Quelle vie effacée je vais passer avec un être tel que Croisenois, se disait-elle, comme il la ramenait à sa place une heure après… Où est le plaisir pour moi, ajouta-t-elle tristement, si après six mois d’absence, je ne le trouve pas au milieu d’un bal, qui fait l’envie de toutes les femmes de Paris ? Et encore j’y suis environnée des hommages d’une société que je ne puis pas imaginer mieux composée. Il n’y a ici de bourgeois que quelques pairs et un ou deux Julien peut-être. Et cependant, ajoutait-elle avec une tristesse croissante, quels avantages le sort ne m’a-t-il pas donnés : illustration, fortune, jeunesse ! hélas ! tout, excepté le bonheur.

Les plus douteux de mes avantages sont encore ceux dont ils m’ont parlé toute la soirée. L’esprit, j’y crois, car je leur fais peur évidemment à tous. S’ils osent aborder un sujet sérieux, au bout de cinq minutes de conversation, ils arrivent tout hors d’haleine, et comme faisant une grande découverte à une chose que je leur répète depuis une heure. Je suis belle, j’ai cet avantage pour lequel Mme de Staël eût tout sacrifié, et pourtant il est de fait que je meurs d’ennui. Y a-t-il une raison pour que je m’ennuie moins quand j’aurai changé mon nom pour celui du marquis de Croisenois ?

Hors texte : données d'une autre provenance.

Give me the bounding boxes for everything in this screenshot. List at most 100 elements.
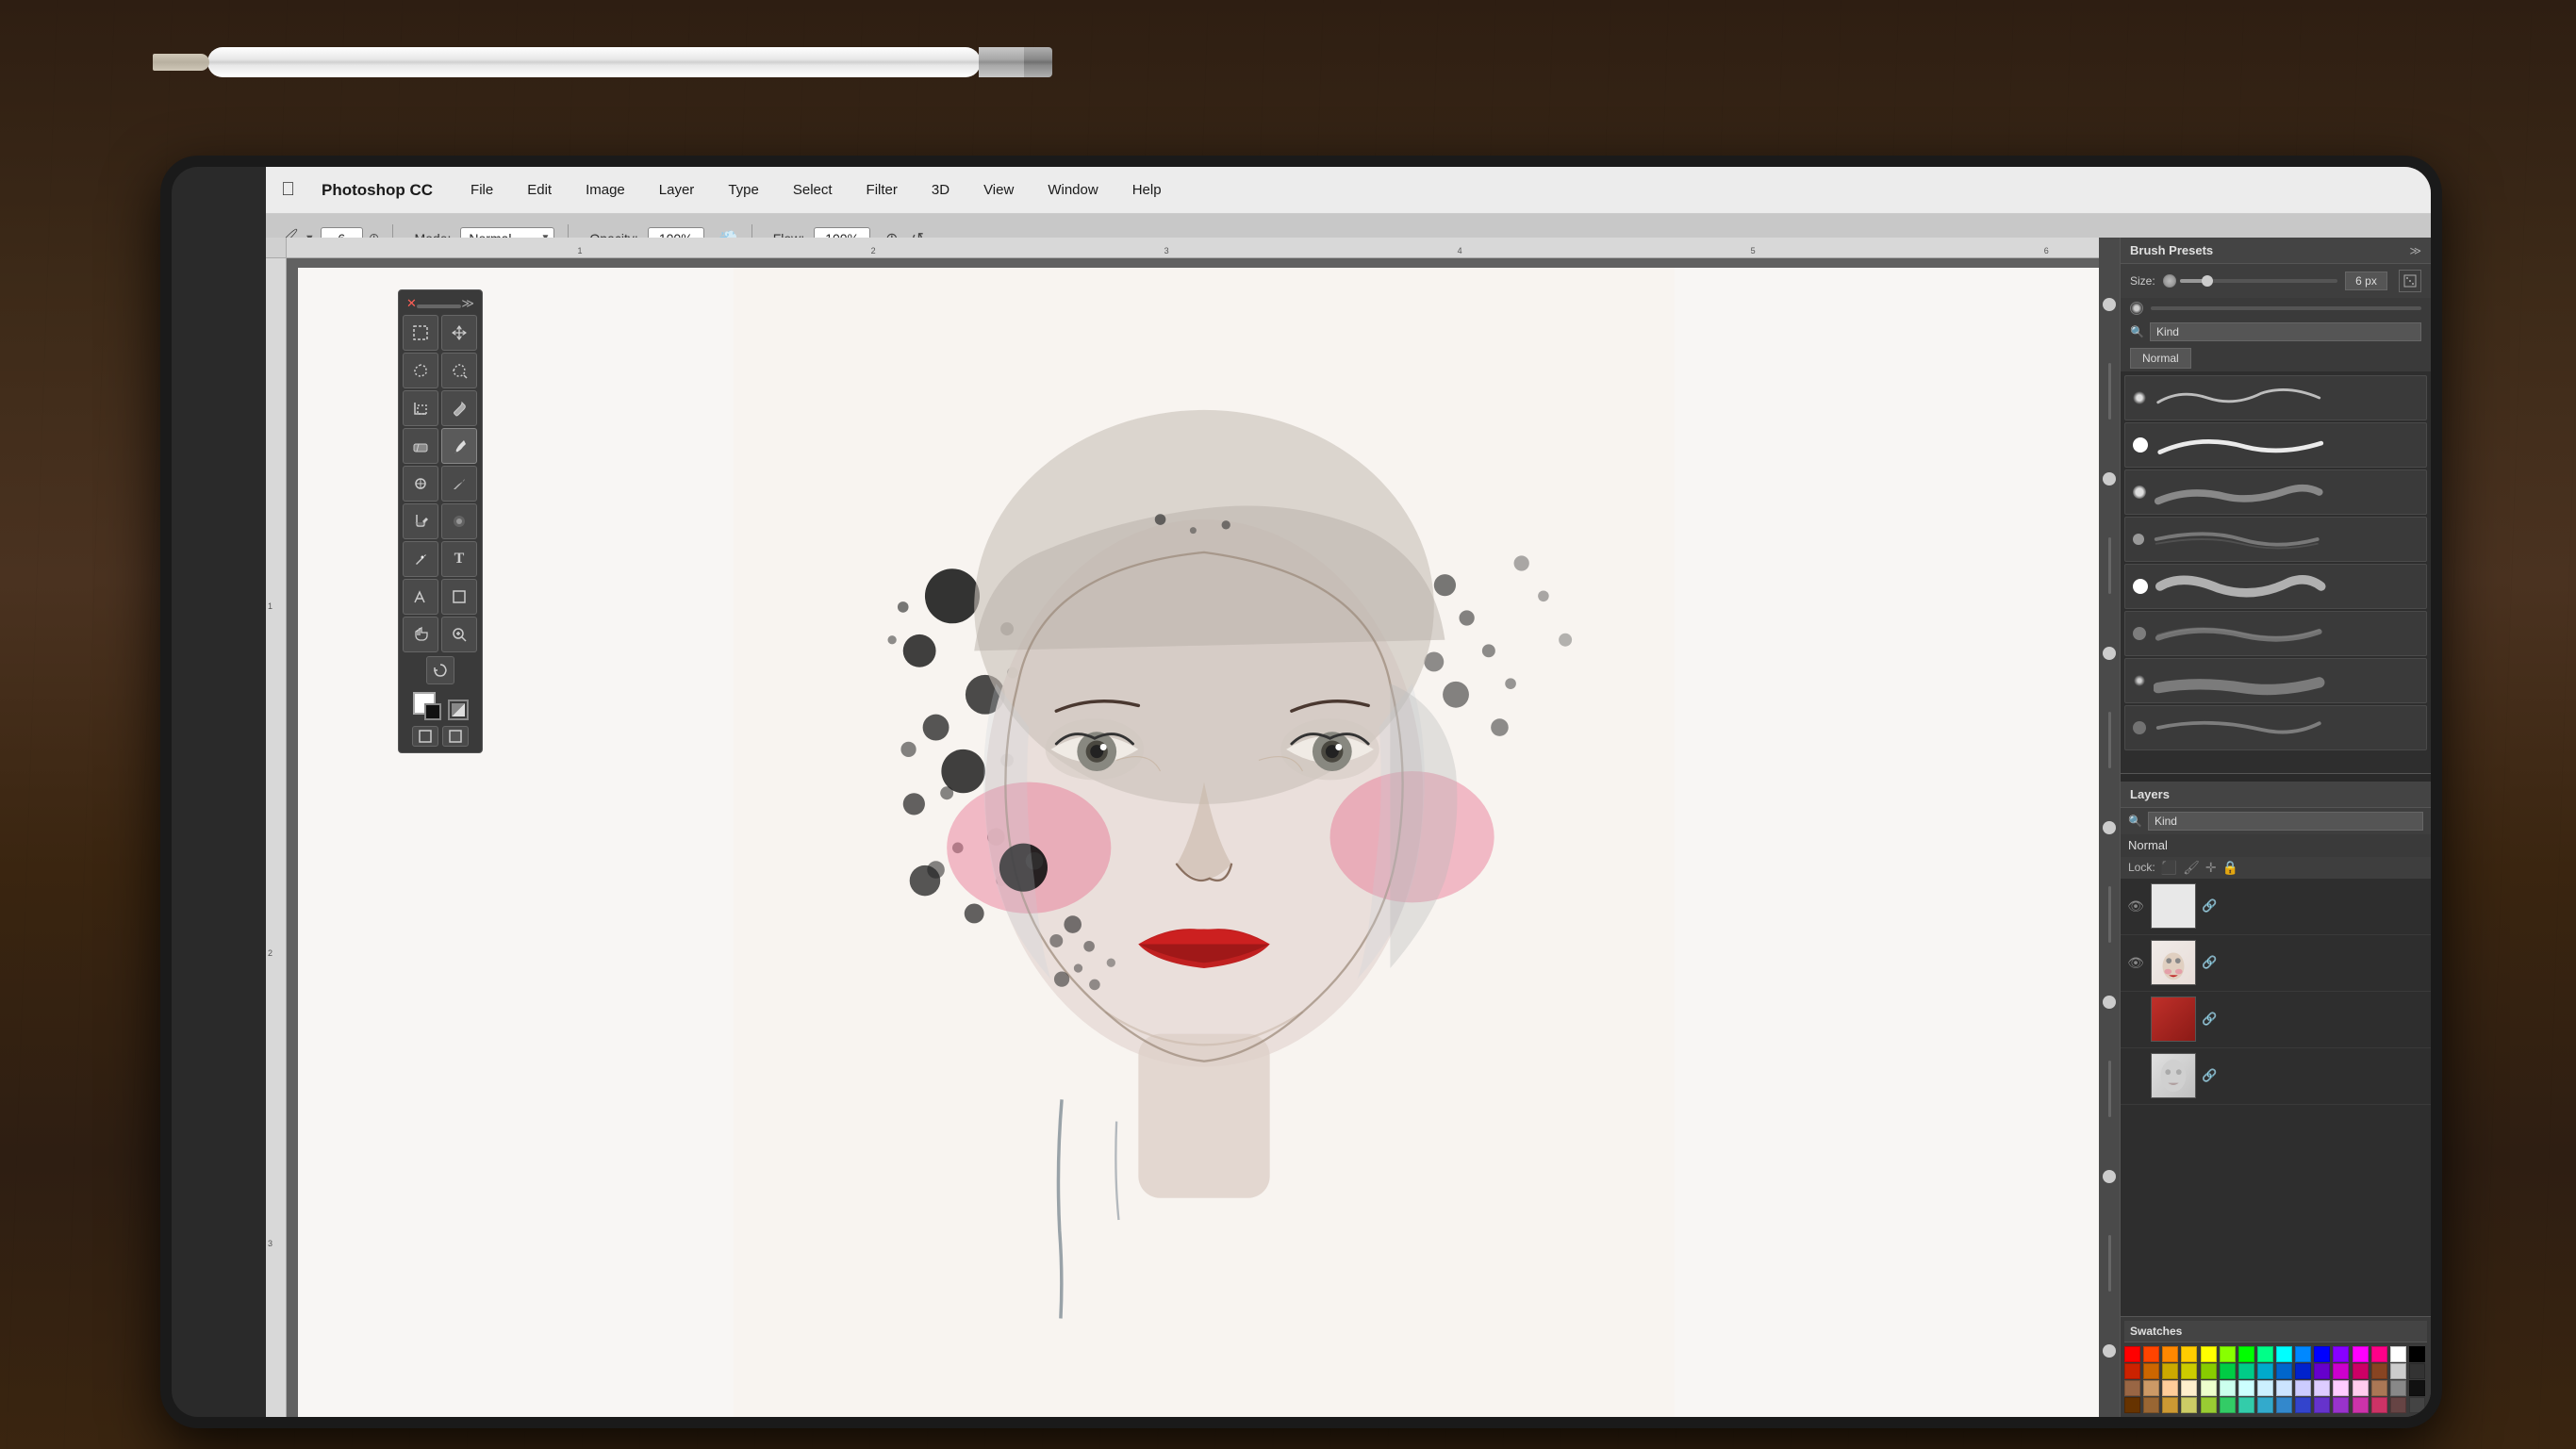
brush-tool[interactable] <box>441 428 477 464</box>
crop-tool[interactable] <box>403 390 438 426</box>
text-tool[interactable]: T <box>441 541 477 577</box>
swatch-21[interactable] <box>2220 1363 2236 1379</box>
swatch-9[interactable] <box>2295 1346 2311 1362</box>
swatch-14[interactable] <box>2390 1346 2406 1362</box>
eraser-tool[interactable] <box>403 428 438 464</box>
swatch-5[interactable] <box>2220 1346 2236 1362</box>
swatch-35[interactable] <box>2181 1380 2197 1396</box>
layers-header[interactable]: Layers <box>2121 782 2431 808</box>
menu-file[interactable]: File <box>463 178 501 202</box>
swatch-40[interactable] <box>2276 1380 2292 1396</box>
kind-select-display[interactable]: Kind <box>2150 322 2421 341</box>
shape-tool[interactable] <box>441 579 477 615</box>
swatch-15[interactable] <box>2409 1346 2425 1362</box>
swatch-24[interactable] <box>2276 1363 2292 1379</box>
quick-mask-btn[interactable] <box>448 700 469 720</box>
swatch-3[interactable] <box>2181 1346 2197 1362</box>
swatch-4[interactable] <box>2201 1346 2217 1362</box>
swatch-29[interactable] <box>2371 1363 2387 1379</box>
swatch-54[interactable] <box>2238 1397 2254 1413</box>
swatch-16[interactable] <box>2124 1363 2140 1379</box>
brush-presets-header[interactable]: Brush Presets ≫ <box>2121 238 2431 264</box>
layer-link-1[interactable]: 🔗 <box>2202 898 2217 914</box>
swatch-53[interactable] <box>2220 1397 2236 1413</box>
layers-kind-display[interactable]: Kind <box>2148 812 2423 831</box>
opacity-slider-6[interactable] <box>2103 1170 2116 1183</box>
swatch-18[interactable] <box>2162 1363 2178 1379</box>
brush-item-6[interactable] <box>2124 611 2427 656</box>
swatch-59[interactable] <box>2333 1397 2349 1413</box>
swatch-17[interactable] <box>2143 1363 2159 1379</box>
swatch-11[interactable] <box>2333 1346 2349 1362</box>
layer-eye-1[interactable]: 👁 <box>2126 898 2145 914</box>
lock-position-icon[interactable]: ✛ <box>2205 860 2217 876</box>
screen-mode-normal[interactable] <box>412 726 438 747</box>
layer-eye-2[interactable]: 👁 <box>2126 955 2145 971</box>
swatch-52[interactable] <box>2201 1397 2217 1413</box>
swatch-22[interactable] <box>2238 1363 2254 1379</box>
layer-link-2[interactable]: 🔗 <box>2202 955 2217 970</box>
swatch-50[interactable] <box>2162 1397 2178 1413</box>
brush-item-5[interactable] <box>2124 564 2427 609</box>
layer-link-3[interactable]: 🔗 <box>2202 1012 2217 1027</box>
opacity-slider-4[interactable] <box>2103 821 2116 834</box>
layer-item-3[interactable]: 👁 🔗 <box>2121 992 2431 1048</box>
swatch-63[interactable] <box>2409 1397 2425 1413</box>
hand-tool[interactable] <box>403 617 438 652</box>
swatch-48[interactable] <box>2124 1397 2140 1413</box>
smudge-tool[interactable] <box>441 466 477 502</box>
menu-view[interactable]: View <box>976 178 1021 202</box>
zoom-tool[interactable] <box>441 617 477 652</box>
swatch-25[interactable] <box>2295 1363 2311 1379</box>
clone-stamp-tool[interactable] <box>403 466 438 502</box>
opacity-slider-7[interactable] <box>2103 1344 2116 1358</box>
menu-window[interactable]: Window <box>1040 178 1105 202</box>
swatch-26[interactable] <box>2314 1363 2330 1379</box>
hardness-slider-track[interactable] <box>2151 306 2421 310</box>
opacity-slider-1[interactable] <box>2103 298 2116 311</box>
swatch-61[interactable] <box>2371 1397 2387 1413</box>
brush-item-2[interactable] <box>2124 422 2427 468</box>
swatch-8[interactable] <box>2276 1346 2292 1362</box>
canvas-document[interactable] <box>298 268 2110 1417</box>
swatch-42[interactable] <box>2314 1380 2330 1396</box>
brush-options-btn[interactable] <box>2399 270 2421 292</box>
menu-help[interactable]: Help <box>1125 178 1169 202</box>
swatch-30[interactable] <box>2390 1363 2406 1379</box>
toolbox-close-btn[interactable]: ✕ <box>406 296 417 311</box>
swatch-46[interactable] <box>2390 1380 2406 1396</box>
swatch-44[interactable] <box>2353 1380 2369 1396</box>
swatch-58[interactable] <box>2314 1397 2330 1413</box>
menu-type[interactable]: Type <box>720 178 767 202</box>
brush-item-8[interactable] <box>2124 705 2427 750</box>
screen-mode-full[interactable] <box>442 726 469 747</box>
swatch-33[interactable] <box>2143 1380 2159 1396</box>
swatch-62[interactable] <box>2390 1397 2406 1413</box>
swatch-45[interactable] <box>2371 1380 2387 1396</box>
brush-size-value[interactable]: 6 px <box>2345 272 2387 290</box>
swatch-7[interactable] <box>2257 1346 2273 1362</box>
toolbox-expand-btn[interactable]: ≫ <box>461 296 474 311</box>
menu-3d[interactable]: 3D <box>924 178 957 202</box>
swatch-55[interactable] <box>2257 1397 2273 1413</box>
layer-item-1[interactable]: 👁 🔗 <box>2121 879 2431 935</box>
swatch-0[interactable] <box>2124 1346 2140 1362</box>
brush-item-3[interactable] <box>2124 469 2427 515</box>
swatch-37[interactable] <box>2220 1380 2236 1396</box>
lock-pixels-icon[interactable]: 🖌 <box>2183 860 2200 876</box>
swatch-12[interactable] <box>2353 1346 2369 1362</box>
brush-item-1[interactable] <box>2124 375 2427 420</box>
swatch-19[interactable] <box>2181 1363 2197 1379</box>
swatch-49[interactable] <box>2143 1397 2159 1413</box>
brush-presets-collapse-btn[interactable]: ≫ <box>2409 244 2421 257</box>
swatch-51[interactable] <box>2181 1397 2197 1413</box>
opacity-slider-5[interactable] <box>2103 996 2116 1009</box>
size-slider-thumb[interactable] <box>2202 275 2213 287</box>
swatch-57[interactable] <box>2295 1397 2311 1413</box>
lock-all-icon[interactable]: 🔒 <box>2222 860 2238 876</box>
layer-item-2[interactable]: 👁 🔗 <box>2121 935 2431 992</box>
menu-image[interactable]: Image <box>578 178 633 202</box>
blur-tool[interactable] <box>441 503 477 539</box>
swatch-2[interactable] <box>2162 1346 2178 1362</box>
menu-layer[interactable]: Layer <box>652 178 702 202</box>
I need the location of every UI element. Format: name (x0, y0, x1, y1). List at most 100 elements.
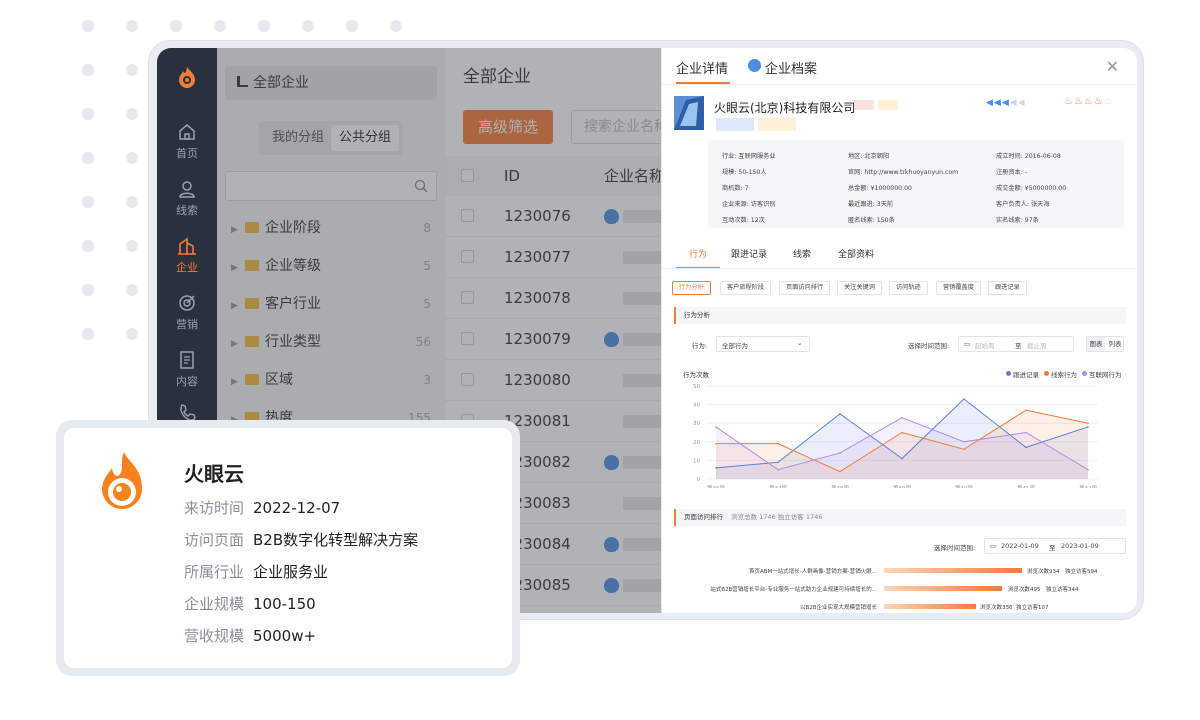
tab-company-detail[interactable]: 企业详情 (676, 58, 728, 77)
send-rating-icons: ◀◀◀◀◀ (986, 98, 1026, 108)
legend-swatch (1044, 371, 1049, 376)
info-item: 最近跟进: 3天前 (848, 201, 894, 208)
data-point (839, 413, 841, 415)
info-item: 注册资本: - (996, 169, 1028, 176)
company-badge-icon (748, 59, 761, 72)
field-label: 来访时间 (184, 499, 245, 517)
date-range-picker[interactable]: ▭ 2022-01-09 至 2023-01-09 (984, 538, 1126, 554)
data-point (1025, 446, 1027, 449)
week-range-picker[interactable]: ▭ 起始周 至 截止周 (958, 336, 1074, 352)
data-point (715, 426, 717, 428)
data-point (777, 468, 779, 471)
heat-fire-icons: ♨♨♨♨♨ (1064, 96, 1114, 107)
view-toggle: 图表 列表 (1086, 336, 1124, 352)
data-point (963, 448, 965, 451)
info-item: 客户负责人: 张天海 (996, 201, 1050, 208)
visitor-field: 营收规模 5000w+ (184, 625, 316, 646)
chip-page-ranking[interactable]: 页面访问排行 (779, 281, 831, 295)
rank-bar (884, 586, 1002, 591)
tab-follow-up[interactable]: 跟进记录 (731, 247, 767, 260)
rail-item-home[interactable]: 首页 (157, 122, 217, 172)
behavior-line-chart: 0 10 20 30 40 50 第36周 第37周 第38周 第39周 第40周 第41周 第42周 (693, 384, 1098, 488)
rank-bar (884, 604, 976, 609)
behavior-label: 行为: (692, 342, 708, 350)
end-date: 2023-01-09 (1061, 542, 1099, 550)
behavior-select[interactable]: 全部行为 ⌄ (716, 336, 810, 352)
start-date: 2022-01-09 (1001, 542, 1039, 550)
visitor-field: 来访时间 2022-12-07 (184, 497, 340, 518)
rank-visitors: 独立访客107 (1016, 605, 1049, 611)
field-label: 所属行业 (184, 563, 245, 581)
tab-all-data[interactable]: 全部资料 (838, 247, 874, 260)
rank-page: 站式B2B营销增长平台-专业服务一站式助力企业规建可持续增长的... (710, 587, 877, 593)
toggle-list[interactable]: 列表 (1106, 337, 1124, 351)
date-range-label: 选择时间范围: (934, 544, 976, 552)
info-item: 实名线索: 97条 (996, 217, 1039, 224)
info-item: 地区: 北京朝阳 (848, 153, 890, 160)
legend-swatch (1082, 371, 1087, 376)
field-value: 100-150 (253, 595, 316, 613)
data-point (901, 431, 903, 434)
range-separator: 至 (1049, 544, 1056, 552)
info-item: 匿名线索: 150条 (848, 217, 895, 224)
chip-behavior-analysis[interactable]: 行为分析 (672, 281, 711, 295)
field-value: 2022-12-07 (253, 499, 341, 517)
brand-flame-logo (102, 452, 143, 510)
rail-label: 企业 (176, 261, 198, 274)
close-icon[interactable]: ✕ (1106, 57, 1119, 76)
calendar-icon: ▭ (964, 340, 971, 348)
data-point (839, 470, 841, 473)
tab-leads[interactable]: 线索 (793, 247, 811, 260)
x-tick-label: 第39周 (893, 484, 911, 488)
chip-keywords[interactable]: 关注关键词 (837, 281, 882, 295)
chip-visit-trail[interactable]: 访问轨迹 (889, 281, 928, 295)
toggle-chart[interactable]: 图表 (1087, 337, 1105, 351)
info-item: 行业: 互联网服务业 (722, 153, 776, 160)
field-label: 企业规模 (184, 595, 245, 613)
rank-bar (884, 568, 1022, 573)
info-item: 成交金额: ¥5000000.00 (996, 185, 1067, 192)
rail-item-leads[interactable]: 线索 (157, 179, 217, 229)
tag-chip (854, 100, 874, 110)
time-range-label: 选择时间范围: (908, 342, 950, 350)
data-point (1025, 431, 1027, 434)
visitor-field: 访问页面 B2B数字化转型解决方案 (184, 529, 418, 550)
field-value: 企业服务业 (253, 563, 329, 581)
company-info-grid: 行业: 互联网服务业 地区: 北京朝阳 成立时间: 2016-06-08 规模:… (708, 140, 1124, 228)
info-item: 总金额: ¥1000000.00 (848, 185, 912, 192)
logo-icon (179, 67, 195, 88)
section-page-ranking: 页面访问排行 浏览总数 1746 独立访客 1746 (674, 509, 1126, 526)
behavior-select-value: 全部行为 (722, 342, 748, 350)
rail-label: 内容 (176, 375, 198, 388)
data-point (963, 441, 965, 443)
data-point (1025, 409, 1027, 411)
data-point (715, 467, 717, 469)
tab-company-archive[interactable]: 企业档案 (765, 58, 817, 77)
home-icon (179, 124, 195, 140)
data-point (901, 457, 903, 460)
data-point (1087, 468, 1089, 471)
field-value: 5000w+ (253, 627, 317, 645)
rail-item-marketing[interactable]: 营销 (157, 293, 217, 343)
rank-page: 以B2B企业实现大规模营销增长 (799, 605, 877, 611)
chip-follow-records[interactable]: 跟进记录 (988, 281, 1027, 295)
chip-journey-stage[interactable]: 客户旅程阶段 (720, 281, 772, 295)
calendar-icon: ▭ (990, 542, 997, 550)
data-point (715, 442, 717, 445)
field-label: 访问页面 (184, 531, 245, 549)
info-item: 互动次数: 12次 (722, 217, 765, 224)
x-tick-label: 第37周 (769, 484, 787, 488)
section-behavior-analysis: 行为分析 (674, 307, 1126, 324)
data-point (901, 416, 903, 419)
target-icon (179, 295, 195, 311)
y-tick-label: 50 (693, 384, 700, 390)
rank-visitors: 独立访客594 (1065, 569, 1098, 575)
rail-item-company[interactable]: 企业 (157, 236, 217, 286)
tab-behavior[interactable]: 行为 (689, 247, 707, 260)
data-point (839, 452, 841, 454)
rail-item-content[interactable]: 内容 (157, 350, 217, 400)
chip-coverage[interactable]: 营销覆盖度 (936, 281, 981, 295)
company-logo (674, 96, 704, 130)
data-point (1087, 426, 1089, 428)
header-divider (662, 84, 1137, 85)
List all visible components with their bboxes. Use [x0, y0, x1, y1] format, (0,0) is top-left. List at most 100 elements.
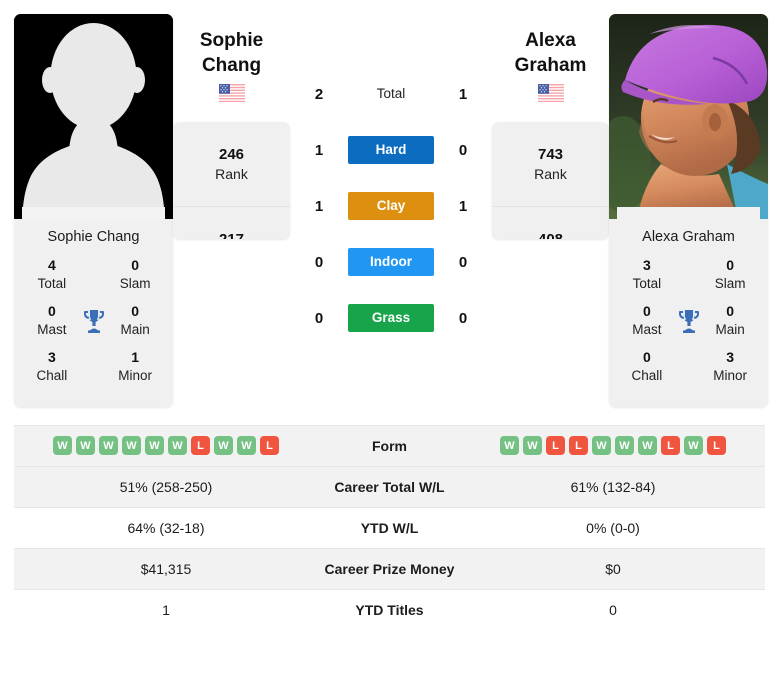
- player-photo-image: [609, 14, 768, 219]
- right-high-value: 408: [538, 230, 563, 239]
- h2h-grass-left-score: 0: [314, 309, 324, 327]
- left-high-segment: 217 High: [173, 207, 290, 239]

Mais, mon Dieu ! ajouta-t-elle presque avec l’envie de pleurer, n’est-ce pas un homme parfait ? C’est le chef-d’œuvre de l’éducation de ce siècle ; on ne peut le regarder sans qu’il trouve une chose aimable et même spirituelle à vous dire : il est brave… Mais ce Sorel est singulier, se dit-elle, et son œil quittait l’air morne pour l’air fâché. Je l’ai averti que j’avais à lui parler, et il ne daigne pas reparaître.